Establishment of an Information Security Management System (ISMS) within SIEMENS AG
The use of Information Security Management Systems (ISMS) has become a core element of corporate strategies to protect against cyber threats and other security risks. At SIEMENS AG, more and more business units are therefore relying on the international standard ISO/IEC 27001. The Corporate Governance department commissioned TÜV TRUST IT to implement an ISMS in accordance with ISO/IEC 27001, laying an important foundation for information security within the Siemens Group.
SIEMENS AG is a globally leading company operating along the entire value chain of electrification—from energy conversion, distribution, and application to medical imaging and in-vitro diagnostics. With a global presence, the company employs over 370,000 people and generated revenues of approximately €83 billion in fiscal year 2017.
To implement its security strategies, Siemens draws on external expertise when needed. This was also the case for the Corporate Governance department, which required support to enhance the process maturity of its ISO 27001:2013-based ISMS and to prepare for and accompany the subsequent certification. In June 2017, Siemens selected TÜV TRUST IT as its external partner for this purpose.
Initial situation
The goal of the project was to establish an Information Security Management System (ISMS) within Corporate Governance, one of the core departments of the Siemens Group. Special attention was given to the individual sub-processes of the ISMS—such as document control, auditing, and risk management. These processes were designed in a way that would allow them to be used independently of the specific department being secured.
An additional layer of complexity arose from the fact that Siemens operates across various service domains, each of which must be secured through the demonstrable implementation of an ISMS. To address this, a certified ISMS was to be introduced in a central department, from which the certified sub-processes could be distributed. These sub-processes were to be designed in such a way that the requesting business units would only need to personalize them for their specific needs.
Approach
As part of an internal preliminary project, ISMS assessments and gap analyses were already conducted across various organizational units within the group. This included identifying and professionally evaluating the discrepancies between the existing ISMS and a certifiable state according to ISO/IEC 27001:2013. These insights were incorporated into the further development of the ISMS.

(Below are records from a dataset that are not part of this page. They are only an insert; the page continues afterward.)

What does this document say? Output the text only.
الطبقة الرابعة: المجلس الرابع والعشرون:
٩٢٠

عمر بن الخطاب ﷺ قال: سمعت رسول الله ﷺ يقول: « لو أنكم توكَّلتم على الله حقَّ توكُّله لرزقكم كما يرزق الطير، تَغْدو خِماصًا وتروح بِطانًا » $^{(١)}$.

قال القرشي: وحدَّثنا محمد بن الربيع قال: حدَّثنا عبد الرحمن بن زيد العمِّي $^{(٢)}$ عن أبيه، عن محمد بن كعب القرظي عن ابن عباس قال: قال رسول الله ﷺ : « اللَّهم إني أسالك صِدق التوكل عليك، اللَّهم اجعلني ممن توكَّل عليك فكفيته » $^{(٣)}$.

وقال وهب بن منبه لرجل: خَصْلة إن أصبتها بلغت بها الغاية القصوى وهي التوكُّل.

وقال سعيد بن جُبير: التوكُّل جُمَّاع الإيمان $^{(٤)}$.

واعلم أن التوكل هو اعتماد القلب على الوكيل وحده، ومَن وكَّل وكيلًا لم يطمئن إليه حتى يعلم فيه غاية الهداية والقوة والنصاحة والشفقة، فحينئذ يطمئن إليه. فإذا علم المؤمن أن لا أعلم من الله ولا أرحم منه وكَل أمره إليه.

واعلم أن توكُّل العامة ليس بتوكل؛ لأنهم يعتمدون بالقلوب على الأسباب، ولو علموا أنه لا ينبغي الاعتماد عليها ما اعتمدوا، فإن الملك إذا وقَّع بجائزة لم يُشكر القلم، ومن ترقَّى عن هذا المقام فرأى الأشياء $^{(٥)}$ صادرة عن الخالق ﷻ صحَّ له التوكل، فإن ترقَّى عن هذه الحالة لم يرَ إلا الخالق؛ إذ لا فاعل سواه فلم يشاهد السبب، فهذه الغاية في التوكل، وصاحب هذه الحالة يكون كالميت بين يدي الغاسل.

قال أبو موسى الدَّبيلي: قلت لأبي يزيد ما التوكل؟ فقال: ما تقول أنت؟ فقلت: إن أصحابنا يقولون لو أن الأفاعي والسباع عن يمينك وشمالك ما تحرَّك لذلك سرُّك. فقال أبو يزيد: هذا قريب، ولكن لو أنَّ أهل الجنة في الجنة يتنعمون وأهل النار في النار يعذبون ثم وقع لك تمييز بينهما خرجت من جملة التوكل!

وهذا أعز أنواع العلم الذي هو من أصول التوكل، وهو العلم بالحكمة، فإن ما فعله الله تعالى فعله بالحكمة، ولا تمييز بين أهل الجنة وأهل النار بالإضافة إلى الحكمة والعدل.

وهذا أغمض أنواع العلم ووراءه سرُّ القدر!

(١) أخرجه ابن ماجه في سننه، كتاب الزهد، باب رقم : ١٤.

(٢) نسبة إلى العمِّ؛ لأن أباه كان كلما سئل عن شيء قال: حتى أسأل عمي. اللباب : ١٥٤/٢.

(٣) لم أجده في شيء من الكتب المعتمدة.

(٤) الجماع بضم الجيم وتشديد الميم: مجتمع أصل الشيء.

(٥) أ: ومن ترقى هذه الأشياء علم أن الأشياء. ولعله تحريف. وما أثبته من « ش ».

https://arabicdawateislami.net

Following this in-depth research and evaluation of internal information security processes, they were consolidated and structured using the ISMS framework templates provided by TÜV TRUST IT.
Missing relevant methodologies and evidences were developed and published in close collaboration with the project leads on the Siemens side. The result was a group-wide ISMS framework, which was rolled out across the company to better meet upcoming certification requirements.
Thanks to a structured approach and the creative use of the TÜV TRUST IT ISMS framework, the project was completed within four months, and the established ISMS within the Corporate Governance department was successfully certified by an accredited certification body.
Your Benefits
- The central Corporate Governance department now has a certified ISMS, with individual sub-processes designed in such a way that they can be reused by other business units within SIEMENS AG.
- The certification confirms that the organization has a functioning IT security management system in place.
- This IT security system is aware of the organization’s risks and can derive rules from them. It enables processes to be documented and measured effectively.
- Through certification, SIEMENS AG can objectively and convincingly demonstrate its level of quality to customers and business partners.